Durante años fui comprando libros y más libros, con la esperanza de que llegaría un día en que dispondría del tiempo suficiente para poder ir leyéndolos todos poco a poco, algo que desde hace ya un cierto tiempo sé que será del todo imposible, incluso aunque llegase a vivir casi tanto como Josep Mascaró, el entrañable abuelo del anuncio de la Coca-Cola. A veces, cuando de vez en cuando voy quitando el polvo de todos los volúmenes que tengo en casa, descubro aún libros que no sabía ni que tenía o de los que ya no me acordaba, y me alegra saber que están ahí y también intentar recordar cuándo fue que los compré, la mayor parte de ellos en mis lejanos años de estudiante de Filosofía, cuando soñaba con llegar a ser algún día un escritor más o menos popular y reconocido, y llevar también una vida más o menos retirada y tranquila. Haciendo ahora un poco de balance, creo que puedo decir que al menos lo segundo sí que más o menos lo habría conseguido.
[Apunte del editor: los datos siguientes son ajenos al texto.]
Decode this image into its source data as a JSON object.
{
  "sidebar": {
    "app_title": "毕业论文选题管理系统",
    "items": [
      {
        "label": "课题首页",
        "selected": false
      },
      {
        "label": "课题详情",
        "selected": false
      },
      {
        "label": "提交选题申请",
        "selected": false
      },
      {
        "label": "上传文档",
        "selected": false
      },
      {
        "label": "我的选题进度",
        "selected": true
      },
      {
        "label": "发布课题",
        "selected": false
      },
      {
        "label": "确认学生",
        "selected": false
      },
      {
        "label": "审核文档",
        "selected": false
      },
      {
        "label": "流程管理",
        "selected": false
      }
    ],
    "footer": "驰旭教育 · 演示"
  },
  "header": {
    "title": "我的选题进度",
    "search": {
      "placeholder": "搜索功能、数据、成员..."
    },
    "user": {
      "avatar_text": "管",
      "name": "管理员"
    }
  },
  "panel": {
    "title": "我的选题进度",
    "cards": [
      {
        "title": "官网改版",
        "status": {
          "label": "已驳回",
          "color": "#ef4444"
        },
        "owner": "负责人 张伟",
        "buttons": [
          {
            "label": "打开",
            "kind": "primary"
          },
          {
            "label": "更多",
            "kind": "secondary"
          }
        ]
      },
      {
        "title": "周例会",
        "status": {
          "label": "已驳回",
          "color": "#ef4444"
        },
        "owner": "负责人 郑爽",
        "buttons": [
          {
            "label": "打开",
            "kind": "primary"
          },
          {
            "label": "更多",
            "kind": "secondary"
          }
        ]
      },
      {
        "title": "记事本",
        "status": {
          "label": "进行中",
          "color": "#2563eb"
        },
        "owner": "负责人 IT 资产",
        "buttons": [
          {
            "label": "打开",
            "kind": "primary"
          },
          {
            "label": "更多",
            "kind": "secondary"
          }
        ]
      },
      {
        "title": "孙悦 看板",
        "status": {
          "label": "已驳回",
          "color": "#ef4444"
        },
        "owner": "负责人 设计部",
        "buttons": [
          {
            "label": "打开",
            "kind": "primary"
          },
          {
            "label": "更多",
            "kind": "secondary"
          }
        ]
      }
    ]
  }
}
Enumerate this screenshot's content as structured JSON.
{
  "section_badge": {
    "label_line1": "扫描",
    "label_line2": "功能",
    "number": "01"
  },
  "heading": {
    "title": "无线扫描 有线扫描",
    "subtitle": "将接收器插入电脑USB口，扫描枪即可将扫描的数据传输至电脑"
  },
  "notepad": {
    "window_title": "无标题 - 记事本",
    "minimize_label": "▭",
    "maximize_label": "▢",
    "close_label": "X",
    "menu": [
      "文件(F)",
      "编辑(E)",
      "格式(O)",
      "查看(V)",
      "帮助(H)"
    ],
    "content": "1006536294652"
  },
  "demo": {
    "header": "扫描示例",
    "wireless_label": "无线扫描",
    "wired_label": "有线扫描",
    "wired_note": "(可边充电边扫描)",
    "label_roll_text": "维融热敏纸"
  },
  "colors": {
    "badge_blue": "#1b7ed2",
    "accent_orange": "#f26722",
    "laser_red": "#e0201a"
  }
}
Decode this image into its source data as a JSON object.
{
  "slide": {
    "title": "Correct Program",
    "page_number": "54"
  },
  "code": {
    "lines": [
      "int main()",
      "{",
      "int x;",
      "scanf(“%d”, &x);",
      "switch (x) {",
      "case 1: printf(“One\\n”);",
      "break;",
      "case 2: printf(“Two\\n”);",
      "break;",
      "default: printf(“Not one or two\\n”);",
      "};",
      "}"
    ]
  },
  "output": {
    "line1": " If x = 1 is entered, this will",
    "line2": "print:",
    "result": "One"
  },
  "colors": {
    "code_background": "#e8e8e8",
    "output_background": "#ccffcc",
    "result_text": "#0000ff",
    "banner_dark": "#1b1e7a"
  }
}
A esta altura de mi vida, en la etapa que muy elegantemente solemos denominar como de la madurez, me doy cuenta de que uno de los verbos que quizás debería de intentar conjugar más a partir de ahora debería de ser el verbo “priorizar”, no sólo con respecto a los libros esenciales que tendría que leer, sino también por lo que se refiere a otras posibles actividades, al ámbito de las relaciones humanas o a un uso seguramente algo más adecuado del tiempo. Tenía toda la razón del mundo Josep Mascaró en aquel hermoso y refrescante anuncio cuando le decía a la recién nacida Aitana Martínez lo siguiente: “No te entretengas en tonterías, que las hay, y vete a buscar lo que te haga feliz, que el tiempo corre muy deprisa”. Y Josep sabe bien de lo que está hablando. “Te aseguro que lo único que no te va a gustar de la vida es que te va a parecer demasiado corta. Estás aquí para ser feliz”, le comentaba igualmente a Aitana. Y la felicidad, o al menos un poquito de ella, suele encontrarse muy a menudo en las cosas más sencillas, en aquellas que a veces no valoramos en su justa medida, como leer un libro o ver una película, como contemplar un paisaje o escuchar una canción, como pasear de forma pausada o charlar tranquilamente, a ser posible con la persona amada. Porque al final, como decía también Josep, de lo único que nos acordamos es siempre de las cosas buenas.